Hello! I believe some of the inference endpoints currently have “Scale to zero” enabled temporarily, meaning they will go down when there’s no usage for a while. The first request will then be slow/fail, but subsequent ones will work. We’re going to remove the scale to zero again so that this is not an issue anymore, apologies for the inconvenience. cc @ VB can you update the scale to zero for the big ST models that already had APIs?
As for my case of my private model, “Scale to zero” was always the case - yes, I needed to wait for 1-3 mins for the first response. But right now it is 404. The issue described in discord is different.

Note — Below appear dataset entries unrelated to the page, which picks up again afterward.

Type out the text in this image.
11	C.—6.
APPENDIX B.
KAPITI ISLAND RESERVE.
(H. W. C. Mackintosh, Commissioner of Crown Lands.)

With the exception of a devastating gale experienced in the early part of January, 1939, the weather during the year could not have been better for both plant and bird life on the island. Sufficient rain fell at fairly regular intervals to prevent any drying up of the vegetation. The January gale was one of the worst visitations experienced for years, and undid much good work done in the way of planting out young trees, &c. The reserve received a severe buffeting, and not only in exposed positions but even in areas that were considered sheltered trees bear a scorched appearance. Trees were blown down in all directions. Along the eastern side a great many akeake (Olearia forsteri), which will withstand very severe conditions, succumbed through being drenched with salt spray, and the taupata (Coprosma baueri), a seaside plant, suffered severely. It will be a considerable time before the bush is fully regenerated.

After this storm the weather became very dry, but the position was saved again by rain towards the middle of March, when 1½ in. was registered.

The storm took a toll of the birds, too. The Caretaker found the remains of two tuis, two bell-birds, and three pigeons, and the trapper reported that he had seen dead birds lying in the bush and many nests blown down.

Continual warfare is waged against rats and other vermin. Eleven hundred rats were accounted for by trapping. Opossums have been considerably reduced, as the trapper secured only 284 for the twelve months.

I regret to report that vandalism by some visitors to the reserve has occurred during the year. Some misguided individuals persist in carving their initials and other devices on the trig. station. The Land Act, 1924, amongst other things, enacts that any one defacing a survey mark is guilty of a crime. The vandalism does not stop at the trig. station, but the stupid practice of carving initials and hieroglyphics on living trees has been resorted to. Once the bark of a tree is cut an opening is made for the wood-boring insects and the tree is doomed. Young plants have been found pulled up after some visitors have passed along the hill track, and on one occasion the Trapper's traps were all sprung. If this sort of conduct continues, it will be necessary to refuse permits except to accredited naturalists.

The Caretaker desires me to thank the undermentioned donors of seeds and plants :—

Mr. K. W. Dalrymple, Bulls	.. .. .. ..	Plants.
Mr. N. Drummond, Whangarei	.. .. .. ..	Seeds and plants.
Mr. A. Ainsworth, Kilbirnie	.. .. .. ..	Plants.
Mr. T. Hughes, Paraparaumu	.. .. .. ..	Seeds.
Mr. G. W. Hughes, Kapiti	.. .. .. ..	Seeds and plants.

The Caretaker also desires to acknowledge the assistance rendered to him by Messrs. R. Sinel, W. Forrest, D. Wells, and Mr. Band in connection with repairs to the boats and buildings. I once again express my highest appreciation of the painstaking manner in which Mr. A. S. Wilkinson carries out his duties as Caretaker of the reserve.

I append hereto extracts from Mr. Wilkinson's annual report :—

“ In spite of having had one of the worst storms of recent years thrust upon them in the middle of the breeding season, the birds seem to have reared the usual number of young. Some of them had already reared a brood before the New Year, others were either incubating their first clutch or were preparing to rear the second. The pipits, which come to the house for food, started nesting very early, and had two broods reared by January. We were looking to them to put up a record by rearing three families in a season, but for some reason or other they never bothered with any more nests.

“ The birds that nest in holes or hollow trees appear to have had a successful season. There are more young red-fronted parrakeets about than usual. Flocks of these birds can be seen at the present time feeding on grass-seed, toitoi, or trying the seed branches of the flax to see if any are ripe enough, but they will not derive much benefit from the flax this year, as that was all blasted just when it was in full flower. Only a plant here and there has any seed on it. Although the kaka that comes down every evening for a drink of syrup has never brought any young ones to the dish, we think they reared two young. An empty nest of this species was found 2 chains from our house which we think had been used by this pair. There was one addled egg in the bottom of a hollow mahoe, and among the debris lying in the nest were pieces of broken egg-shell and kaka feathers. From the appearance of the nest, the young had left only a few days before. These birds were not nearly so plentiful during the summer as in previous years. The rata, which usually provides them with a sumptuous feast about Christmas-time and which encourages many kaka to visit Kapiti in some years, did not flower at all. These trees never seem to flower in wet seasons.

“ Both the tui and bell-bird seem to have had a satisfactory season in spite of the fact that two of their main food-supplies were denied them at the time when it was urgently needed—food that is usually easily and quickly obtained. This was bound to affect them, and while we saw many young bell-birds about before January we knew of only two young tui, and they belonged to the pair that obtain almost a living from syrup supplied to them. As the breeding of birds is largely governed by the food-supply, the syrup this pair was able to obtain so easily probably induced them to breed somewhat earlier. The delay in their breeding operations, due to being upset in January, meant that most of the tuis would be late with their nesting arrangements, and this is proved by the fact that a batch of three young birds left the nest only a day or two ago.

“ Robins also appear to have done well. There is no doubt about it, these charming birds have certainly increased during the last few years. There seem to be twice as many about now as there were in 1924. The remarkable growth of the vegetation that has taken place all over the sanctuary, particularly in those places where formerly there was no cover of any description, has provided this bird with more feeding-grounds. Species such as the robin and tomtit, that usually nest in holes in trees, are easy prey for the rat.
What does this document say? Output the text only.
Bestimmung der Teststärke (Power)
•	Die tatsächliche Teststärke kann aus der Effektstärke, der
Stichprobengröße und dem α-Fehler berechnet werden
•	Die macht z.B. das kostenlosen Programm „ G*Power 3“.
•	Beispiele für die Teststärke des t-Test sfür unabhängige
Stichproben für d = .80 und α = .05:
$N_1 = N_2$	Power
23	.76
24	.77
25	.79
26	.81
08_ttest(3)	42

I am still receiving the 404 Client Error which does not found for url
is there any way to fix it?
Can not even access “https://api-inference.huggingface.co” with web browser.
Hi @BehNas and @RichLivMyB4 What model are you trying to use with the HF Inference API? You can find all models supported by the HF Inference API provider here: Models - Hugging Face.
Hello there, @meganariley ma’am. A lot of the issues I and many others are experiencing are with text-to-image models. The base SDXL models, as well as SD 3.5 and FLUX are still working fine, but any fine tunes such as those based on Illustrious or Pony for SDXL no longer work with the HF inference API. The models I uploaded for use in my CPU based Gradio Spaces were working fine early April, but then this issue emerged, at first giving an error along the lines of “model inference is not supported HF inference”, and now my spaces state a “404: API not found” error. The most I can state about this error is that most if not all fine tuned text-to-image models used to work prior to the rework of the HF inference API some time last year, and while some functionality was restored over the last few months, the HF inference API no longer works as intended for a majority of the models, and I do not possess the hardware needed for local operation, nor do I have the budget to justify dedicated GPUs for my Gradio spaces. While I’m sure I can modify my code with the help of chatbots like Qwen 3.0 to use a third party API like Replicate, I would love to see the original functionality of the HF inference API restored, assuming this isn’t actually an error and rather that the API was disabled to prevent general use and access by public spaces while you all revamp the API. I can’t really give you specific model examples for what models aren’t working, as the number of models effected easily approaches 20,000 at least. We would love a solution that doesn’t require a PRO membership to implement.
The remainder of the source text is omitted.